Tal afirmação pode parecer um contrassenso absoluto. Comecemos lembrando que massa não é o mesmo que peso: um lutador de sumô pode ser mais facilmente levantado na lua do que num estádio no Japão. A massa é, portanto, uma das propriedades que atribuímos à matéria, e o Bóson de Higgs revelou que ela é ainda mais complexa do que pensávamos. Colocado numa linguagem filosófica: a massa não é uma propriedade intrínseca das partículas, mas uma propriedade relacional – ela é o resultado da interação destas com o Campo de Higgs. O processo pelo qual isso se dá, o Mecanismo de Higgs, é de natureza complexa, e envolve uma quebra espontânea de simetria, outro conceito-chave na física contemporânea.

O prof. Higa propôs que pensássemos num chapéu mexicano: se uma pequena bola é colocada no seu topo, e se perturbamos o equilíbrio desta, ela cairá para algum dos lados, estabilizando-se na aba do chapéu. Mas para qual lado ela cairá? Algo análogo ocorre com a quebra de simetria na física de partículas.

A detecção do Bóson de Higgs é ainda mais complexa pelo fato de que ele se assemelha muito ao vácuo – ele possui carga elétrica nula, assim como outras “cargas” quânticas nulas. Encontrá-lo, propôs o prof. Higa, é tão difícil quanto identificar um urso polar no meio de uma tempestade de neve no Polo Norte.

O célebre físico Richard Feynman, numa palestra dos anos 1960, indicava a ambição da sua disciplina em relação à explicação da constituição do universo:

“Antes de mais nada, existe matéria – e, por incrível que pareça, toda matéria é igual. A matéria de que são feitas as estrelas é a mesma que temos aqui na Terra”.

Entretanto, estamos ainda longe de poder dizer em coro com Sherlock Holmes a Watson que a questão é “elementar”: as partículas do Modelo Padrão contam por somente 5% da energia total do universo. Este modelo deverá ser ainda integrado a uma explicação da matéria escura e da energia escura, por exemplo.

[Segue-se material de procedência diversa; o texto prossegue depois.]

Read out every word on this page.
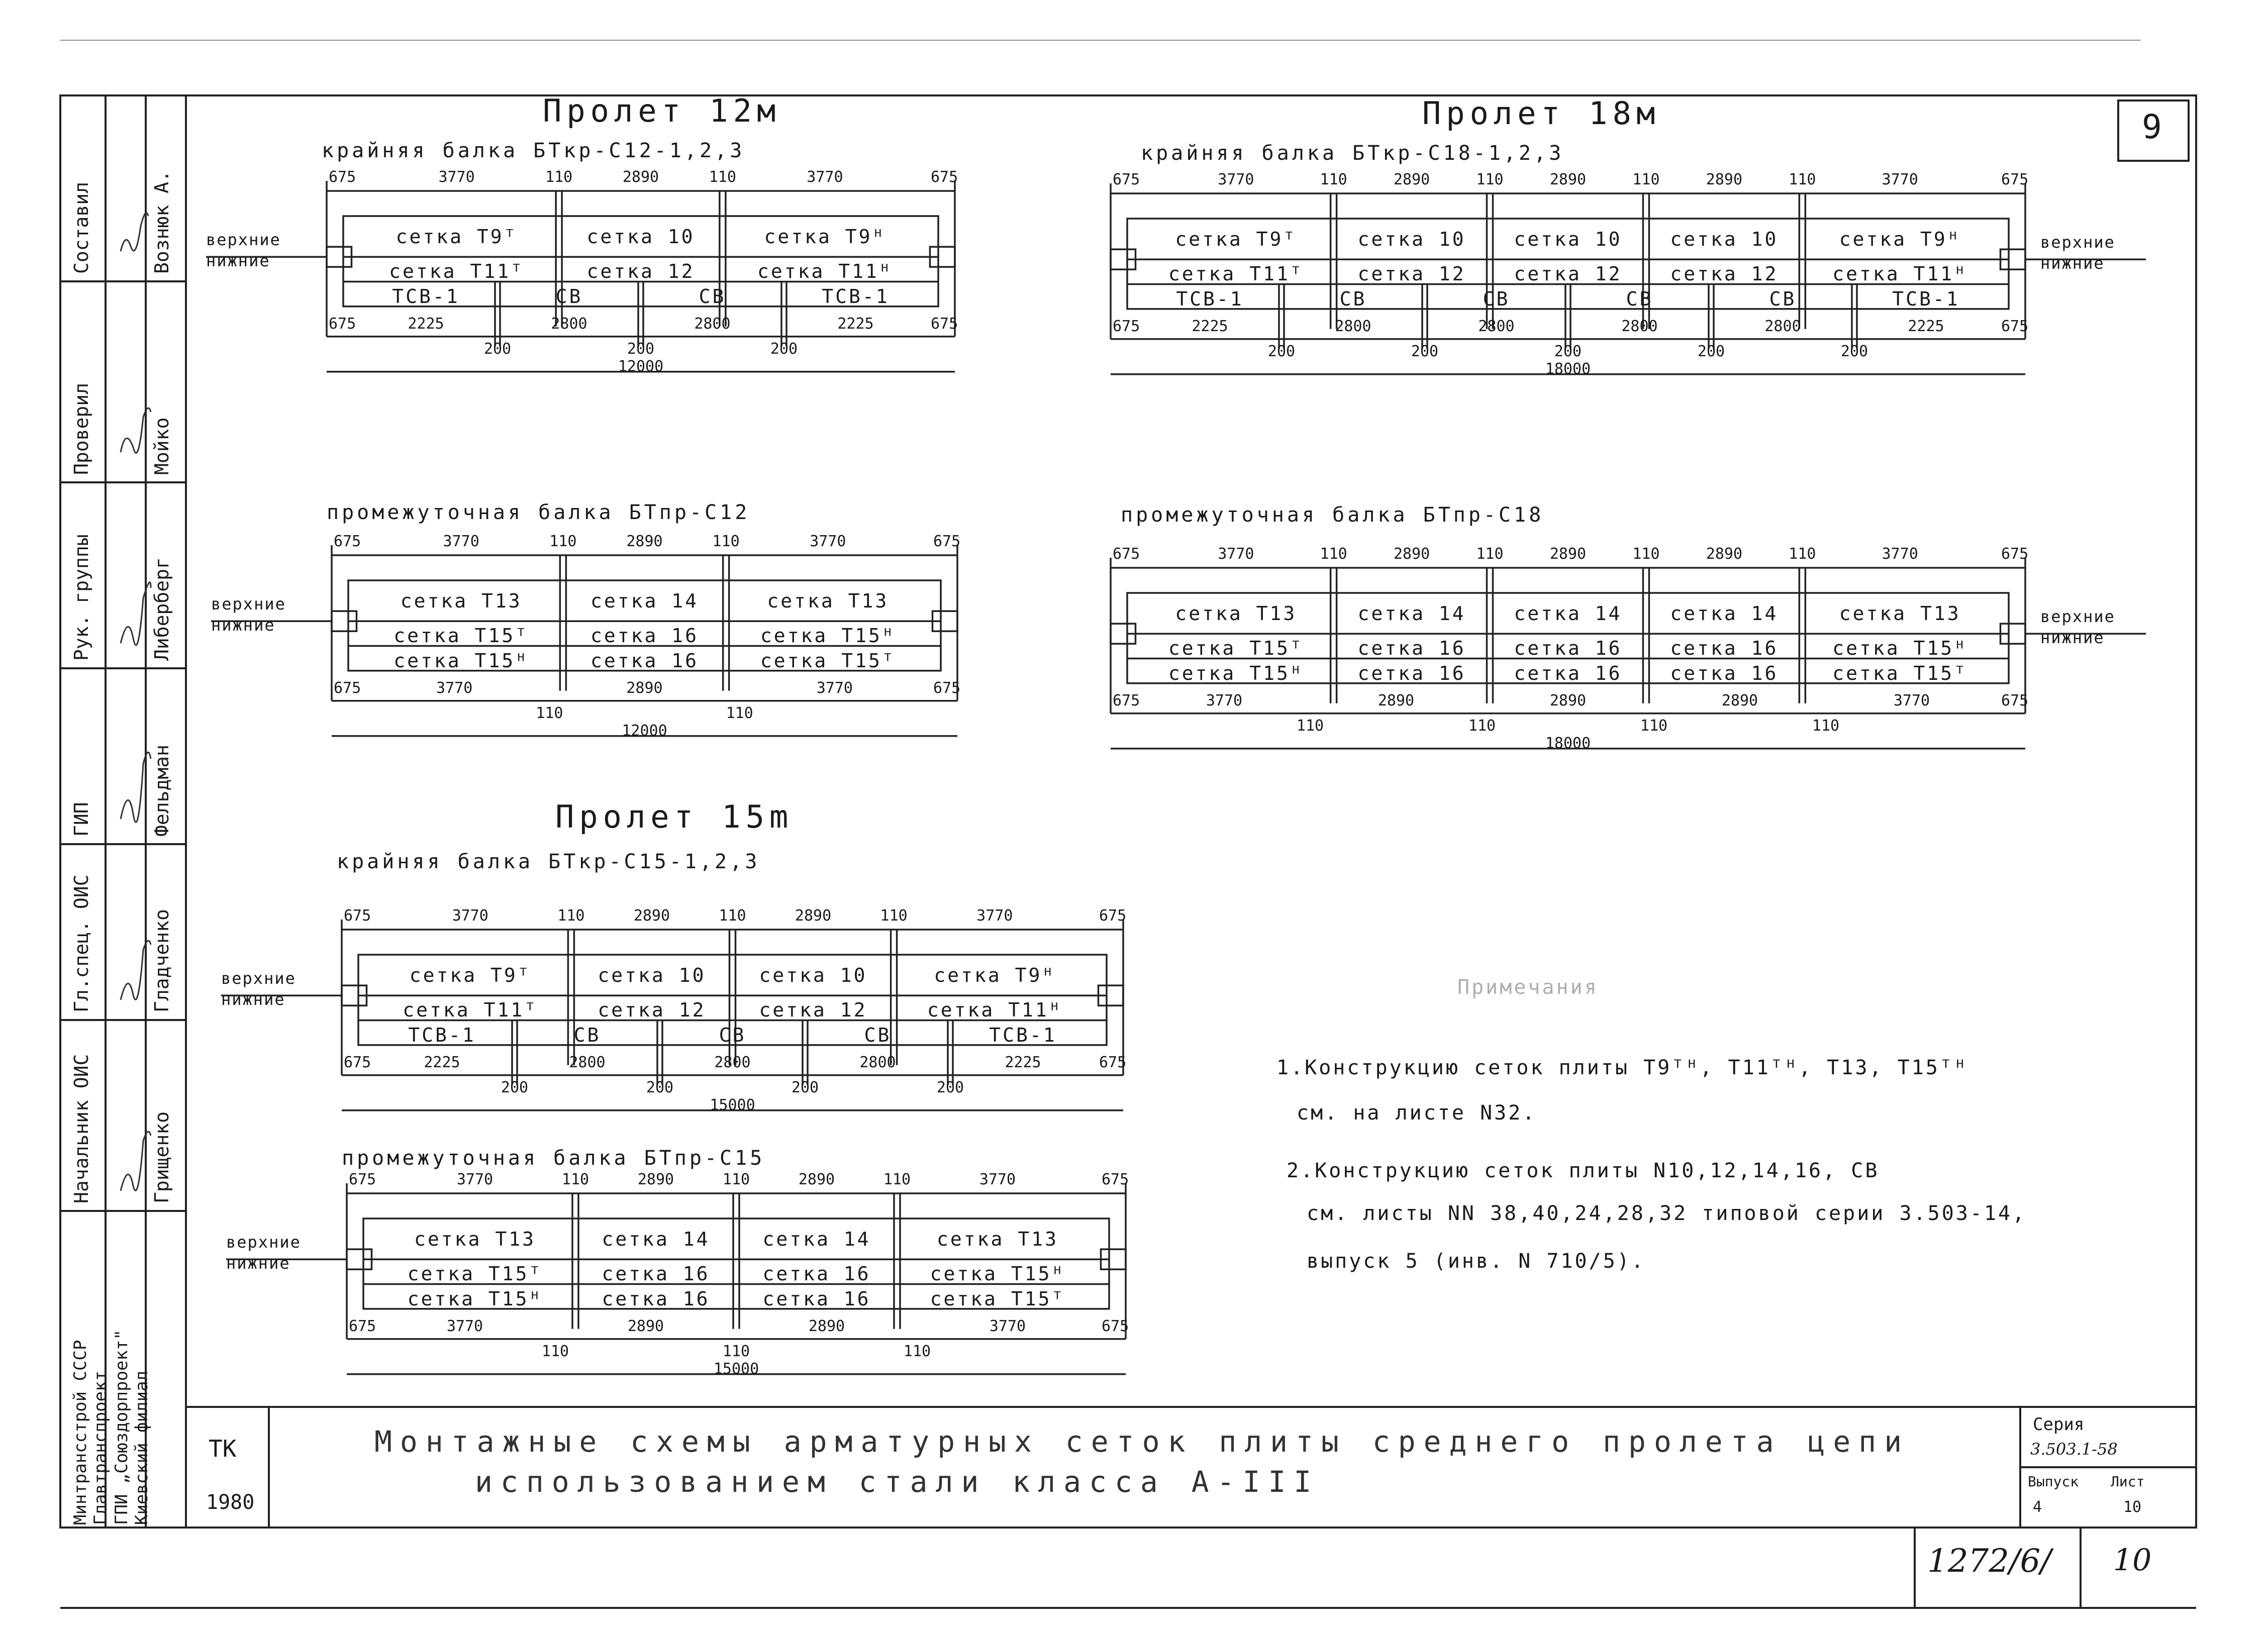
9
Пролет 12м
крайняя балка БТкр-С12-1,2,3
промежуточная балка БТпр-С12
Пролет 18м
крайняя балка БТкр-С18-1,2,3
промежуточная балка БТпр-С18
Пролет 15m
крайняя балка БТкр-С15-1,2,3
промежуточная балка БТпр-С15
675	3770	110	2890	110	3770	675
сетка T9ᵀ
сетка T11ᵀ
сетка 10
сетка 12
сетка T9ᴴ
сетка T11ᴴ
ТСВ-1	СВ	СВ	ТСВ-1
675	2225	2800	2800	2225	675
200	200	200
12000
верхние
нижние
675	3770	110	2890	110	3770	675
сетка T13
сетка T15ᵀ
сетка T15ᴴ
сетка 14
сетка 16
сетка 16
сетка T13
сетка T15ᴴ
сетка T15ᵀ
675	3770	2890	3770	675
110	110
12000
верхние
нижние
675	3770	110	2890	110	2890	110	2890	110	3770	675
сетка T9ᵀ
сетка T11ᵀ
сетка 10
сетка 12
сетка 10
сетка 12
сетка 10
сетка 12
сетка T9ᴴ
сетка T11ᴴ
ТСВ-1	СВ	СВ	СВ	СВ	ТСВ-1
675	2225	2800	2800	2800	2800	2225	675
200	200	200	200	200
18000
верхние
нижние
675	3770	110	2890	110	2890	110	2890	110	3770	675
сетка T13
сетка T15ᵀ
сетка T15ᴴ
сетка 14
сетка 16
сетка 16
сетка 14
сетка 16
сетка 16
сетка 14
сетка 16
сетка 16
сетка T13
сетка T15ᴴ
сетка T15ᵀ
675	3770	2890	2890	2890	3770	675
110	110	110	110
18000
верхние
нижние
675	3770	110	2890	110	2890	110	3770	675
сетка T9ᵀ
сетка T11ᵀ
сетка 10
сетка 12
сетка 10
сетка 12
сетка T9ᴴ
сетка T11ᴴ
ТСВ-1	СВ	СВ	СВ	ТСВ-1
675	2225	2800	2800	2800	2225	675
200	200	200	200
15000
верхние
нижние
675	3770	110	2890	110	2890	110	3770	675
сетка T13
сетка T15ᵀ
сетка T15ᴴ
сетка 14
сетка 16
сетка 16
сетка 14
сетка 16
сетка 16
сетка T13
сетка T15ᴴ
сетка T15ᵀ
675	3770	2890	2890	3770	675
110	110	110
15000
верхние
нижние
Примечания
1.Конструкцию сеток плиты T9ᵀᴴ, T11ᵀᴴ, T13, T15ᵀᴴ
см. на листе N32.
2.Конструкцию сеток плиты N10,12,14,16, СВ
см. листы NN 38,40,24,28,32 типовой серии 3.503-14,
выпуск 5 (инв. N 710/5).
Монтажные схемы арматурных сеток плиты среднего пролета цепи
использованием стали класса А-III
ТК
1980
Серия
3.503.1-58
Выпуск
4
Лист
10
1272/6/ 10
Минтрансстрой СССР Главтранспроект ГПИ „Союздорпроект" Киевский филиал
Составил	Вознюк А.
Проверил	Мойко
Рук. группы	Либерберг
ГИП	Фельдман
Гл.спец. ОИС	Гладченко
Начальник ОИС	Грищенко
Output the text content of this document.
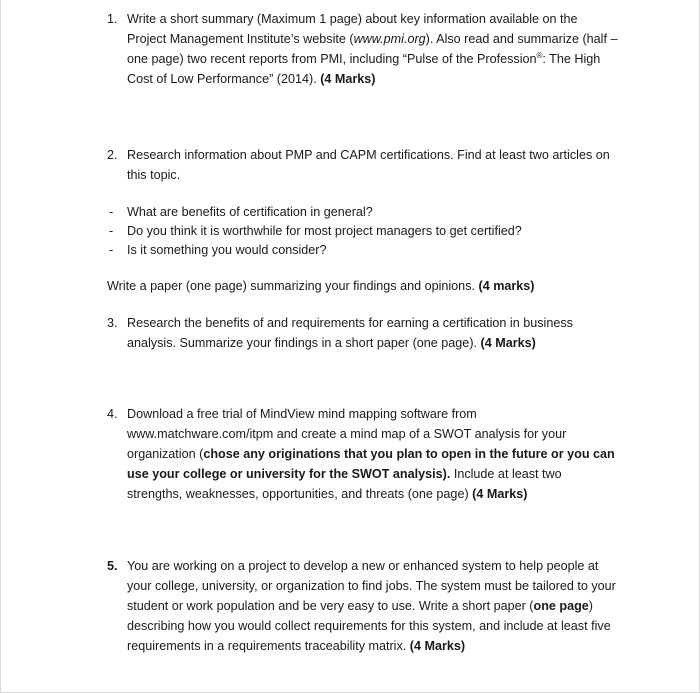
1. Write a short summary (Maximum 1 page) about key information available on the Project Management Institute’s website (www.pmi.org). Also read and summarize (half – one page) two recent reports from PMI, including “Pulse of the Profession®: The High Cost of Low Performance” (2014). (4 Marks)
2. Research information about PMP and CAPM certifications. Find at least two articles on this topic.
- What are benefits of certification in general?
- Do you think it is worthwhile for most project managers to get certified?
- Is it something you would consider?
Write a paper (one page) summarizing your findings and opinions. (4 marks)
3. Research the benefits of and requirements for earning a certification in business analysis. Summarize your findings in a short paper (one page). (4 Marks)
4. Download a free trial of MindView mind mapping software from www.matchware.com/itpm and create a mind map of a SWOT analysis for your organization (chose any originations that you plan to open in the future or you can use your college or university for the SWOT analysis). Include at least two strengths, weaknesses, opportunities, and threats (one page) (4 Marks)
5. You are working on a project to develop a new or enhanced system to help people at your college, university, or organization to find jobs. The system must be tailored to your student or work population and be very easy to use. Write a short paper (one page) describing how you would collect requirements for this system, and include at least five requirements in a requirements traceability matrix. (4 Marks)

O Bóson de Higgs não existe in natura hoje, e nem pode ser facilmente produzido. Mas sua fecundidade não pode ser repreendida. Além de um papel fundamental na constituição do Modelo Padrão, vale mencionar que ele auxiliou mesmo a nomear um ser vivo – também raro, mas não do período do Big Bang, e sim da Era do Gelo: o Bisão de Higgs.

Do bóson ao bisão, o nome de uma pessoa perpassa tais epopeias em busca de algo perdido no tempo, e não é o de Proust: oito dias após a descoberta da “sua” partícula no LHC, Peter Higgs proferiu uma palestra cujo título dava o tom desta longa história: Minha vida como um Bóson. A história das partículas, assim como a dos homens, está longe de ser elementar, mais uma coisa é certa: elas se entrelaçam.

João Cortese é graduado em Ciências Moleculares, tem mestrado em Filosofia da Ciência e é doutorando em Filosofia pela USP e pela Université de Paris 7.

* Além de possuir um ótimo título, o livro de Maria Cristina Batoni Abdalla é indispensável aos leitores interessados no tema da física de partículas por sua clareza e profundidade: O discreto charme das partículas elementares. São Paulo: UNESP, 2006.